I don’t know where he ate a cake like this, but he listed off several of the ingredients while visiting my house Saturday night. After he left, I did a few quick searches and I found a recipe over at Duncan Hines that seemed to fit the bill. But of course, I didn’t follow it exactly.
First… I made a (slightly wonky) layer cake instead of a sheet cake. Why? Because I thought it would be prettier in pictures! Just being honest!
And I used real whipped cream instead of Cool Whip. Nothing against Cool Whip… I’m just sort of addicted to the real deal.
And lastly, I used my doctored dark chocolate cake mix recipe vs. the directions on the box. I’m sure the box directions work just fine… I’m just so used to doing it the way I do it that I sort of go on auto-pilot when mixing up cake batter!
In summary… you bake cakes, poke holes in them and pour on condensed milk and caramel, then layer on some whipped cream and crushed Heath Bars. Then repeat. Then repeat again.
And enjoy, enjoy, enjoy!!
Here’s a printable recipe with all the delicious details for you:
Heath Bar Layer Cake
For the Cake
- 1 15.25 oz. Duncan Hines Dark Chocolate Cake Mix
- 2/3 cup of extra chocolate cake mix or plain flour
- 1 3.4 oz. box of instant pudding mix
- 3 whole large eggs
- 8 oz. sour cream
- 1/2 cup water
- 1/2 cup oil
- 16 oz. caramel ice cream topping
- 14 oz. can of sweetened condensed milk
- 4 cups of fresh whipped cream*
- 3 Heath Bars, crushed
For the whipped cream*
- 2 cups heavy whipping cream
- 6 tablespoons of sugar
- *You can use Cool Whip here… but really, if you can, make your own fresh whipped cream. You won’t regret it!
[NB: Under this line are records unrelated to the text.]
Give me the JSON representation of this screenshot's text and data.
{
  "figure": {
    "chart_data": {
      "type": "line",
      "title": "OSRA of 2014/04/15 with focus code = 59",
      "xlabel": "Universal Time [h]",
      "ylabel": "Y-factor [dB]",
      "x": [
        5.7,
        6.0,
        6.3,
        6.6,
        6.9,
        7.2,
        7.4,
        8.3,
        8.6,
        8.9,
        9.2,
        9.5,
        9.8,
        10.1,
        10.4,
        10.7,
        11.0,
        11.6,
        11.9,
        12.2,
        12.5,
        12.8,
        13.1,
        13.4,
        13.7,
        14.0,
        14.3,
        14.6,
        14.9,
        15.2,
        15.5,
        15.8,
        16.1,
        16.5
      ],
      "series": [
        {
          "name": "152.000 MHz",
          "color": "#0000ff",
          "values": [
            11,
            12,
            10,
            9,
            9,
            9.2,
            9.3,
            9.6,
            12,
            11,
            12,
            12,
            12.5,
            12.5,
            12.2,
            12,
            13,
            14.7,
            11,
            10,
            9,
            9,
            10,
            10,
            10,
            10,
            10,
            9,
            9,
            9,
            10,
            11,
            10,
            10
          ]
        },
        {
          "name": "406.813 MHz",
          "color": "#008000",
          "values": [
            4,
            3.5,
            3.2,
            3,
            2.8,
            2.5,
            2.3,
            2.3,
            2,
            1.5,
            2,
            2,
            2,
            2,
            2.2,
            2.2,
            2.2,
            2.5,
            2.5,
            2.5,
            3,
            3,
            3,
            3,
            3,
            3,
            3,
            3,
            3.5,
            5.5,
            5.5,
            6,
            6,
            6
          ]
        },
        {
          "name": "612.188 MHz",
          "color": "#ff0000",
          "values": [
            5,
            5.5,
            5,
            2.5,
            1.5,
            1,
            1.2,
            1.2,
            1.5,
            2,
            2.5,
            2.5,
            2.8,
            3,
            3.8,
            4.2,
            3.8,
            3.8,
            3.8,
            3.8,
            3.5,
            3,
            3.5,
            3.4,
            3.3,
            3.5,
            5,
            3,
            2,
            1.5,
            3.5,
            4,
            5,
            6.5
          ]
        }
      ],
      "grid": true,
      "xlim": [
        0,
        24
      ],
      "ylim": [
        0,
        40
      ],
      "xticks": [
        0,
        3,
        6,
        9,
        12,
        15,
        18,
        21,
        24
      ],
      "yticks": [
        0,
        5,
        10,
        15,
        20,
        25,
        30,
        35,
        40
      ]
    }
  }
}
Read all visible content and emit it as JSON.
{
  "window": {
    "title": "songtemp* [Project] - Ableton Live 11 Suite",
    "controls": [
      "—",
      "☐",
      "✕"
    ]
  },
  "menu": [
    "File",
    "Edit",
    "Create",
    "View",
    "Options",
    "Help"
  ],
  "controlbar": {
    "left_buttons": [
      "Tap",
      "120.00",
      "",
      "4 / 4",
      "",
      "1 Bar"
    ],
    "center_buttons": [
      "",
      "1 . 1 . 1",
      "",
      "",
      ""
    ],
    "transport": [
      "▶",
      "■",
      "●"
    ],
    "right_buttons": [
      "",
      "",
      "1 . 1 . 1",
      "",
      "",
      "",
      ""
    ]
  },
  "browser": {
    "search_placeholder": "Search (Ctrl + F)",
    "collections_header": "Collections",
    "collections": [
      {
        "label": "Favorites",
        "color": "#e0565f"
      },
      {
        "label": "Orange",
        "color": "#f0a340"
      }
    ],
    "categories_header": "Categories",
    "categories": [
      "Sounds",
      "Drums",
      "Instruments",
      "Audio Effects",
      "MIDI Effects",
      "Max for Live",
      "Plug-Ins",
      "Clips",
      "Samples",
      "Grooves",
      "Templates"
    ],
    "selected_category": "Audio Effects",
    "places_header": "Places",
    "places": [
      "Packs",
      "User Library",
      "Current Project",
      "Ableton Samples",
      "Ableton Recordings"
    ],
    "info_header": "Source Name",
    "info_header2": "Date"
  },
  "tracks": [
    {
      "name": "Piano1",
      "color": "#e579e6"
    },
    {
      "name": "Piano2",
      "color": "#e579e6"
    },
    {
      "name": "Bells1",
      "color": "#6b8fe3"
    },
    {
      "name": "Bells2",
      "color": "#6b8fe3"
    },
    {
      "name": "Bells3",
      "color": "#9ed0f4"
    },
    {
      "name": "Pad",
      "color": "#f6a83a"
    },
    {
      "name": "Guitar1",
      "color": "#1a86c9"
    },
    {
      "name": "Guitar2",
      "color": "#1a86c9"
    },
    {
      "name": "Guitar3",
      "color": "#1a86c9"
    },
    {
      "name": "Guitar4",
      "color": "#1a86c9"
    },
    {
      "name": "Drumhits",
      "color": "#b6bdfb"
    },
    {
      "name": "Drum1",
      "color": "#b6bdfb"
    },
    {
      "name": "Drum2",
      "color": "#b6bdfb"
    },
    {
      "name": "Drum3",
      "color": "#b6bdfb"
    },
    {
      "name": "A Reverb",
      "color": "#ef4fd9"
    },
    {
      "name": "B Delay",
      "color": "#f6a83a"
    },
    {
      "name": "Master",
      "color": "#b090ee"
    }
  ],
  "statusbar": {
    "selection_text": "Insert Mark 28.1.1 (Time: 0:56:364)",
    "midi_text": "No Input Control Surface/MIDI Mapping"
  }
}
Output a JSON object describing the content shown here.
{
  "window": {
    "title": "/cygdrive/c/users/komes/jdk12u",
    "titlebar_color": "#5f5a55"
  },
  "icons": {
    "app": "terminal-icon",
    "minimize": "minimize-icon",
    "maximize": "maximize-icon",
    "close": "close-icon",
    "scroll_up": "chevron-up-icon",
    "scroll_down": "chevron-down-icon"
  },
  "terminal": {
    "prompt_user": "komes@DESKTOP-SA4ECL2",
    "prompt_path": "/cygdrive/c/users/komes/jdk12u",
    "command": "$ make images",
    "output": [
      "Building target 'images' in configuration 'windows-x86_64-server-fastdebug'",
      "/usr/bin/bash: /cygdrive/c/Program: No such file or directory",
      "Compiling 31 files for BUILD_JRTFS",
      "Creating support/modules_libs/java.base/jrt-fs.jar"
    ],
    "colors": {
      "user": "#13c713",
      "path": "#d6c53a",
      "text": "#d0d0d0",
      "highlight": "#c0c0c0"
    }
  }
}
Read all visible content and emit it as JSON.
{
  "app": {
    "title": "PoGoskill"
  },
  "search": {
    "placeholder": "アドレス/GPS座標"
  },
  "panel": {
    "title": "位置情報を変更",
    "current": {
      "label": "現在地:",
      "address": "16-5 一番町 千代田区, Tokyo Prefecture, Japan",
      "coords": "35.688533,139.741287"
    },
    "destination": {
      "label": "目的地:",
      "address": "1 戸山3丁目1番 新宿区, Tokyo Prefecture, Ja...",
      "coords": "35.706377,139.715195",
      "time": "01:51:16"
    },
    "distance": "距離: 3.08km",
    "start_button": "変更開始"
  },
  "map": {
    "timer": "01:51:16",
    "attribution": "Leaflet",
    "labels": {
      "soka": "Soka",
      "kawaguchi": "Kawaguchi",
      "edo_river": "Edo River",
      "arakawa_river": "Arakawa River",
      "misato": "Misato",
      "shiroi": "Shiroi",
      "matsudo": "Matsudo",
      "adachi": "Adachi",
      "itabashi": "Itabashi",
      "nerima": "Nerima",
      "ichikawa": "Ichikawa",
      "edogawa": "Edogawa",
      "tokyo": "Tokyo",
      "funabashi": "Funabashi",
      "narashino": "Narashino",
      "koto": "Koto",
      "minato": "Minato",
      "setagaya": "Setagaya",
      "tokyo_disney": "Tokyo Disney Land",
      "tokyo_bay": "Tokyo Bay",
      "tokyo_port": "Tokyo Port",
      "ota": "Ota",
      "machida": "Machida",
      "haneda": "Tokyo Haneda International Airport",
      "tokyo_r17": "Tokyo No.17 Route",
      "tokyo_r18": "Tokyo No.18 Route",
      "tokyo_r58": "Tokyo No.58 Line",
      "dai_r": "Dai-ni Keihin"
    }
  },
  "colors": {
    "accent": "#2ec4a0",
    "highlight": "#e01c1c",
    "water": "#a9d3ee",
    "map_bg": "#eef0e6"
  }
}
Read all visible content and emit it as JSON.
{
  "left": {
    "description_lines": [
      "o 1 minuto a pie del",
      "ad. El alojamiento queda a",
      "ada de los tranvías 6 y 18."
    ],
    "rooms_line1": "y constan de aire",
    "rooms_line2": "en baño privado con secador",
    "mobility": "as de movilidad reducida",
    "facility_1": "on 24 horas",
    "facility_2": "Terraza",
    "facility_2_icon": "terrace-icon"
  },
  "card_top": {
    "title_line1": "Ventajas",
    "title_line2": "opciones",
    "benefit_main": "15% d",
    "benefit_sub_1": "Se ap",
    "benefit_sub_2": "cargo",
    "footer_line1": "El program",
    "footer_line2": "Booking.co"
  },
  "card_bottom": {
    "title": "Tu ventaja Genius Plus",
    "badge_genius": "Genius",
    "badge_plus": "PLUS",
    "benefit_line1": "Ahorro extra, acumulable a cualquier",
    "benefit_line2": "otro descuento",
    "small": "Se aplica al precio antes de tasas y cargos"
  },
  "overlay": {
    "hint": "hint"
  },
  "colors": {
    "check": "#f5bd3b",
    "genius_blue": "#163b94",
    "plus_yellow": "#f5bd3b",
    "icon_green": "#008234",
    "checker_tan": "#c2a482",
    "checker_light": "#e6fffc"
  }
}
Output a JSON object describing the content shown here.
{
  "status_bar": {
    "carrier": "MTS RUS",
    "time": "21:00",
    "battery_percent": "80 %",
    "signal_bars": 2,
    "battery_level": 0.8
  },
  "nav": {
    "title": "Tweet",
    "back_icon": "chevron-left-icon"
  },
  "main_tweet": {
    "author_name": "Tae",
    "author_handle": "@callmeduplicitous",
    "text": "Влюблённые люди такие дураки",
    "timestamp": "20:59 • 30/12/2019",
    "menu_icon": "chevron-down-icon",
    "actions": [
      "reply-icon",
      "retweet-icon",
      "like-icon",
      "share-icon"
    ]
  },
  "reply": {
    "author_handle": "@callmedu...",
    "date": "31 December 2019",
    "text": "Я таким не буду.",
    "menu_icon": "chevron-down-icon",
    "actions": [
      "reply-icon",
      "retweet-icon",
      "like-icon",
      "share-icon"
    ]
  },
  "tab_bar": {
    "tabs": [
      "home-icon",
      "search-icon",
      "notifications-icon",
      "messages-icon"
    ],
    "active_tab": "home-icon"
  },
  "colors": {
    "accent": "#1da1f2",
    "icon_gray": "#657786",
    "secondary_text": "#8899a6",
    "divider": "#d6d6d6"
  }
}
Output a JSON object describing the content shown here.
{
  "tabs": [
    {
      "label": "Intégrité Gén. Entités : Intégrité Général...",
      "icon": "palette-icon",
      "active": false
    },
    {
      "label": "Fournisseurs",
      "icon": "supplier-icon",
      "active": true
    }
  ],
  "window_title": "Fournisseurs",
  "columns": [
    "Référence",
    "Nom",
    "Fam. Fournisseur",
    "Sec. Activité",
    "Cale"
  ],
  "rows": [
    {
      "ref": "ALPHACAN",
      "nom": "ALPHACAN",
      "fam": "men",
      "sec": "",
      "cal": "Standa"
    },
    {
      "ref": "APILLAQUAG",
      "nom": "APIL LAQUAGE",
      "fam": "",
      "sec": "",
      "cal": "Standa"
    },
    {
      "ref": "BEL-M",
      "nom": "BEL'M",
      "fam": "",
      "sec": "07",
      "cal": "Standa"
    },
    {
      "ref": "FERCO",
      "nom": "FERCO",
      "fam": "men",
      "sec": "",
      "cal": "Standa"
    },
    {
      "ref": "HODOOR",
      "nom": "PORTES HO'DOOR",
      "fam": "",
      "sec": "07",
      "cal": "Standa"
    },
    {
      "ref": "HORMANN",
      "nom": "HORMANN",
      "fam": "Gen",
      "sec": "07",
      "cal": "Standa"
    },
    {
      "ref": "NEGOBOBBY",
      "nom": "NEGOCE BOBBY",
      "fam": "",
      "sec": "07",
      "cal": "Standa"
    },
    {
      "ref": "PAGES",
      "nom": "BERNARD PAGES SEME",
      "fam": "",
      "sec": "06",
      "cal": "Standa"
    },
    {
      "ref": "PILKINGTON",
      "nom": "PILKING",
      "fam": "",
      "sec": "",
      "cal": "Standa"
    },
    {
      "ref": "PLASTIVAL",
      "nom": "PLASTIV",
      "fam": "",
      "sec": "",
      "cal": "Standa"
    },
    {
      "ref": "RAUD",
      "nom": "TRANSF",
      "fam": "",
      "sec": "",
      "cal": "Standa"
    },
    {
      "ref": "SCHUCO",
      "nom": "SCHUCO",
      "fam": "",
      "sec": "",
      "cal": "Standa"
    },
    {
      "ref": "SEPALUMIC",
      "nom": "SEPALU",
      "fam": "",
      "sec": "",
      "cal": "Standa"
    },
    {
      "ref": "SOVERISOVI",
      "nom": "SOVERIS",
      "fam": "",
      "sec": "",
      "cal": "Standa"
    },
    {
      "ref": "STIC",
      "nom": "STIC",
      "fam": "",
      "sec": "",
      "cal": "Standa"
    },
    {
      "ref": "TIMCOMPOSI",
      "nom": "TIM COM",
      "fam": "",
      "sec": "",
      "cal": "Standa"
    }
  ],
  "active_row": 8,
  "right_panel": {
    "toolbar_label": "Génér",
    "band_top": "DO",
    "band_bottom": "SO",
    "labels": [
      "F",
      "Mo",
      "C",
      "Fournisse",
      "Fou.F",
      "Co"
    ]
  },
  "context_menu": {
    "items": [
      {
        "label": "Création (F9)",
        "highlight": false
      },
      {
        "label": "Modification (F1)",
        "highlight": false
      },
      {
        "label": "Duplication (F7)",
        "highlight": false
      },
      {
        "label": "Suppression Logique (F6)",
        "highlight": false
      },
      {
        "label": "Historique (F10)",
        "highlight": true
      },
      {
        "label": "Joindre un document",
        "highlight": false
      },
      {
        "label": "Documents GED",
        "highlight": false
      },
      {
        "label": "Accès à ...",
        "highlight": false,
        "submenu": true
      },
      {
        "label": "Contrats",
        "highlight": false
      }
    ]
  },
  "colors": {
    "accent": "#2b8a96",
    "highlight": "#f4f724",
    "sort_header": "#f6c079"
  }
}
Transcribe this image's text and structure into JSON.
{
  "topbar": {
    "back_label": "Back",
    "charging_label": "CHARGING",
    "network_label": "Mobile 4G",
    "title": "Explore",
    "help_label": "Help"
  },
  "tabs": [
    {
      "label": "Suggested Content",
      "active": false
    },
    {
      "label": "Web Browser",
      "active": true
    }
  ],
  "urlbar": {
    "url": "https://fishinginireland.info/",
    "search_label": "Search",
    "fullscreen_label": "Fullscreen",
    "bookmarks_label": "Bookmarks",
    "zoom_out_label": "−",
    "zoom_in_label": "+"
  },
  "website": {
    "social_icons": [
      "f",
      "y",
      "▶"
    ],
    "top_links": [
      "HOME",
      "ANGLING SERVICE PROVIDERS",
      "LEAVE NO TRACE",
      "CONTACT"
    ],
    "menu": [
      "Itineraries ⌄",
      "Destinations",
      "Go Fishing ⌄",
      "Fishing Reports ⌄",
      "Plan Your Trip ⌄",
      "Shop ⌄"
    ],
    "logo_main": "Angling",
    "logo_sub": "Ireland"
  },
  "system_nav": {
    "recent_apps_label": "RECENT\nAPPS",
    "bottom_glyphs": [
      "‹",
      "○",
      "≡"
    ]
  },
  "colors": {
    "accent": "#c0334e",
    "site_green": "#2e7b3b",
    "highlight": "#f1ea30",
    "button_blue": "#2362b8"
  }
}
- Preheat oven to 325°. Spray three (3) 8″ pans with non-stick spray. Mix up all of the cake ingredients. Divide the batter between the 3 pans and bake for 30 minutes.
- *While they’re baking, if you’re going to make fresh whipped cream, do it now. Just pour the heavy cream into a bowl and use the whisk attachments on a hand mixer to mix, mix, mix until stiff peaks form. Add in the sugar a little at a time until it’s incorporated. Chill until ready to use!
- Let the cakes cool for in the pan, then flip the first one out onto a cake plate. Poke holes in it with a fork and drizzle over it 1/3 of the condensed milk and 1/3 of the caramel sauce. After it soaks in for a couple of minutes, spread 1/3 of the whipped cream over the top, then sprinkle one of the crushed Heath bars onto the cool whip.
- Repeat these layers two more times. Drizzle some caramel over the top just for fun.
- Serve immediately or chill in the frig until ready to serve!